There are certainly arguments against this idea. The best one is probably that “fun” is less important or desired in the oldest formats with the most powerful cards, and I agree. If you’re playing Vintage, you’re more likely to put up with a card like Uro because playing with broken cards is pretty much why you’re playing Vintage. But even in Legacy, Wizards wants some quantity of fun. The first line of the Legacy section makes this clear: “While balance hasn’t looked problematic in Legacy, we’ve heard community feedback that a few cards have come to draw too much of the focus for deck building and gameplay.” Translation: “There are cards in Legacy that aren’t enough fun.” And out they go.
It’s hard to understand how playtesting and newer sets will be affected by this in the future, but it seems that Wizards is much more willing to make flashy, powerful cards and ban them later if needed. Uro, Omnath, and Trickery sell packs. And, at least for a bit, those who discover the appropriate interactions have fun. But when the shine is off of the rose, they’re probably going to get banned. I’m curious to know if playtesting even bothered to try Tibalt’s Trickery as a counter to your own stuff, but after the Oko nonsense I would have hoped that they had learned to do so by now.
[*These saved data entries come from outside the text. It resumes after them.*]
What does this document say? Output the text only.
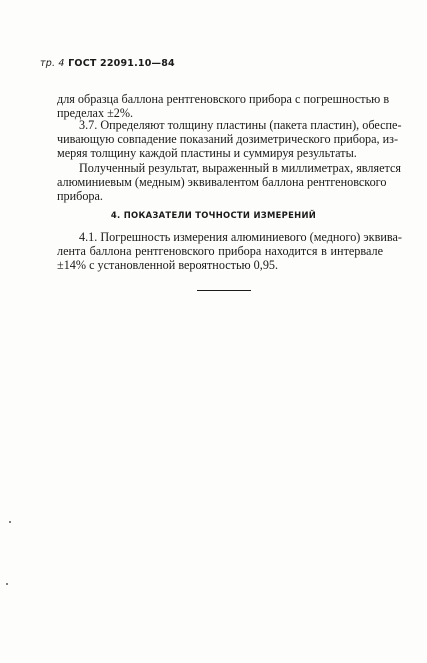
тр. 4 ГОСТ 22091.10—84
для образца баллона рентгеновского прибора с погрешностью в
пределах ±2%.
3.7. Определяют толщину пластины (пакета пластин), обеспе-
чивающую совпадение показаний дозиметрического прибора, из-
меряя толщину каждой пластины и суммируя результаты.
Полученный результат, выраженный в миллиметрах, является
алюминиевым (медным) эквивалентом баллона рентгеновского
прибора.

4. ПОКАЗАТЕЛИ ТОЧНОСТИ ИЗМЕРЕНИЙ

4.1. Погрешность измерения алюминиевого (медного) эквива-
лента баллона рентгеновского прибора находится в интервале
±14% с установленной вероятностью 0,95.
So while I’m not expecting any ban announcements in upcoming months as extensive as this one, I think the fun quotient isn’t going away. That random non-grinder at your FNM or the free-to-play person on Arena is going to be much more influential on future decisions that most of the invested MTG community understands. If they don’t think something is fun, then Wizards probably agrees. It’ll be interesting to see if these moves produce fun, or if the pain caused to individuals who now own very expensive doorstops that used to be functional Magic decks overrides it.